Bireysel çözümler ve çarelerle ancak günü kurtarabiliriz… Her gün aynı endişeyi taşımak yerine gelecek odaklı, uzun vadeli çözümlerle meşgul olmamız, onlara odaklanmamız gerektiği aşikar…
Görmezden gelmek, ötelemek kolay çözülebilecek sorunları devasa hale getiriyor…
Bugünü yaşamayı esas almak sadece keyifli yönlerini içermiyor ona dair sorumluluklarınızı da yerinize getirmeyi kapsıyor.
Cuma günü için fazla germeyeyim sizi : )
GÜNÜN SÖZÜ
Aynadaki sen...
Kendini kanıtlama uğraşında elde ettiğinde ve dünya seni baş tacı yaptığında, aynaya gidip kendine bir bak.

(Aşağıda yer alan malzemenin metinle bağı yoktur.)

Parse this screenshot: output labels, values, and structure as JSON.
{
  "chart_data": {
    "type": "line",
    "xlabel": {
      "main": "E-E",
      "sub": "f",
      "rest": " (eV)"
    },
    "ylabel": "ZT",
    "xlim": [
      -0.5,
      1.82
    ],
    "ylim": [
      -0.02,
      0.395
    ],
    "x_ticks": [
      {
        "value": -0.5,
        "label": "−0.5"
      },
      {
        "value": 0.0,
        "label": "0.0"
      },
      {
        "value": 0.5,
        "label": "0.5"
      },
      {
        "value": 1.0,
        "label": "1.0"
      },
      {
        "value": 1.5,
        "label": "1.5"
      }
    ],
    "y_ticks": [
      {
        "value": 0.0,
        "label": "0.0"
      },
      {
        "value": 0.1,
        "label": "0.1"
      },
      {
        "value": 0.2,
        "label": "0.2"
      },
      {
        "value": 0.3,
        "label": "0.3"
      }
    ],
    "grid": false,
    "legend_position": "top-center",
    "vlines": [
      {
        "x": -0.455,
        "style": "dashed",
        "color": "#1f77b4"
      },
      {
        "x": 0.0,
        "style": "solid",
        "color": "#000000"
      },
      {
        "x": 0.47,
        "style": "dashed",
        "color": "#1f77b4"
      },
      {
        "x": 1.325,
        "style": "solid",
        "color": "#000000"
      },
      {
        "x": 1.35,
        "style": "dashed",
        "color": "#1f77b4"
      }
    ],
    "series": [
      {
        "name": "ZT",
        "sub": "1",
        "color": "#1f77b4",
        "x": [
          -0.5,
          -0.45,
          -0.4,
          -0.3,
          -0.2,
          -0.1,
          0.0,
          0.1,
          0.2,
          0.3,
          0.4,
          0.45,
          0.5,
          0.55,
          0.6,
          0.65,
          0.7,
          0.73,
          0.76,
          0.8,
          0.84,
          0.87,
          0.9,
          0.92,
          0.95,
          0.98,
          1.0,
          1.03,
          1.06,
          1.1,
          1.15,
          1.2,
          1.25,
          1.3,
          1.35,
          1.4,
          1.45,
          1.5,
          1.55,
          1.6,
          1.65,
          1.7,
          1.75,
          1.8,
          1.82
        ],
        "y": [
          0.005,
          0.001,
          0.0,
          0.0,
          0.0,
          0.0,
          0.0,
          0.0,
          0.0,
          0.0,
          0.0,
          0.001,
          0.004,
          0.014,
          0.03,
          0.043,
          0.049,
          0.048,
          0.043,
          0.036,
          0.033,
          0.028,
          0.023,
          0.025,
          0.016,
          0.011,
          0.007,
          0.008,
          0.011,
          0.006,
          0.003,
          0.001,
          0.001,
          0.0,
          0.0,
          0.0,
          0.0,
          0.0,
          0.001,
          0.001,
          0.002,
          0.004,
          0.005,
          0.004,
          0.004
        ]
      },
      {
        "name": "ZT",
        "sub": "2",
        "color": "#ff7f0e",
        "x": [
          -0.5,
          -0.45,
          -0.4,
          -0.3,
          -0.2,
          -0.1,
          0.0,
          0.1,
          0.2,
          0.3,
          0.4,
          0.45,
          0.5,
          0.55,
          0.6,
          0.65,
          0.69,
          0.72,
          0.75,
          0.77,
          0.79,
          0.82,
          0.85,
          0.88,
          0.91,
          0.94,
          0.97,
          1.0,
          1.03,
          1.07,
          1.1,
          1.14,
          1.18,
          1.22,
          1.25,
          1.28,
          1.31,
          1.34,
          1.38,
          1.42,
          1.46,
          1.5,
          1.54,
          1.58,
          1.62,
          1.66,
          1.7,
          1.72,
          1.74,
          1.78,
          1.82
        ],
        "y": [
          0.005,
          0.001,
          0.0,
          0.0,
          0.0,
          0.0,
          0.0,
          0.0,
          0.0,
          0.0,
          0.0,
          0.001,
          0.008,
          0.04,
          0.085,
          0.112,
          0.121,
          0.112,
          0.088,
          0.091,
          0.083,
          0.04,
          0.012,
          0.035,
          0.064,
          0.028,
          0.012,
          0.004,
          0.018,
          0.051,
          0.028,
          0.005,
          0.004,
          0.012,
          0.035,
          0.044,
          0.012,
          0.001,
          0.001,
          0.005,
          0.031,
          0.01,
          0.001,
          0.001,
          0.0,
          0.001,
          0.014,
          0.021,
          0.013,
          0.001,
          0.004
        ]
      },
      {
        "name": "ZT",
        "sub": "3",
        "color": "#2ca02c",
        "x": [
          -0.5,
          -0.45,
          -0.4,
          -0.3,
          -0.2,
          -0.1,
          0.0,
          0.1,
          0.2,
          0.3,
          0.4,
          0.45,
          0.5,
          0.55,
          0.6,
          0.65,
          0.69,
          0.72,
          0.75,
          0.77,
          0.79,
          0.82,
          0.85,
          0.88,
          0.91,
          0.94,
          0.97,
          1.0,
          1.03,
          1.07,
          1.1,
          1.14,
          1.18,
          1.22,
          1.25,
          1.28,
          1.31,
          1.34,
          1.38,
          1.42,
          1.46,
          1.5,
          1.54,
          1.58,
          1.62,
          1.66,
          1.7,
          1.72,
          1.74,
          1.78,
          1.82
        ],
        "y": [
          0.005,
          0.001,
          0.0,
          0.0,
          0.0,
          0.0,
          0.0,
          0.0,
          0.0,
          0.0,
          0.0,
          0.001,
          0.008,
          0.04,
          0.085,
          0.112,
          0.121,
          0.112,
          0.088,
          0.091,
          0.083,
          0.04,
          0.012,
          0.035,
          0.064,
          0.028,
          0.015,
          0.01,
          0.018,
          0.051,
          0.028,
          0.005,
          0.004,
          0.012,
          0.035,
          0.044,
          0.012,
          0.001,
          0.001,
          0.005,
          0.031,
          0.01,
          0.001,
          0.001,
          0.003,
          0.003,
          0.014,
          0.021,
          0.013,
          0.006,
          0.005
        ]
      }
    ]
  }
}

Ve ona kulak ver. Çünkü senin hakkında hüküm vermesi gereken, baban, annen, ya da eşin değildir. Yaşamında en belirleyici olan, aynadan sana bakan kişidir.
Kimileri, senin iyi bir arkadaş ve harika birisi olduğunu söyleye bilir. Ama önemli olan aynadakinin sana söylediğidir.
Aynadaki kişinin gözlerinin içine bakamıyorsan eğer, aslı memnun edilecek kişi odur; gerisini boş ver. Çünkü bu yolculuğun sonuna dek seninle olan odur.
Aynadaki kişi dostunsa eğer, en tehlikeli ve zor sınavı kazandın demektir. Yaşam yolunda herkesi kandırabilir, ardından övgüler, tebrikler alabilirsin ama aynadakini kandırdıysan, sonunda elde edeceğin, acı ve gözyaşıdır.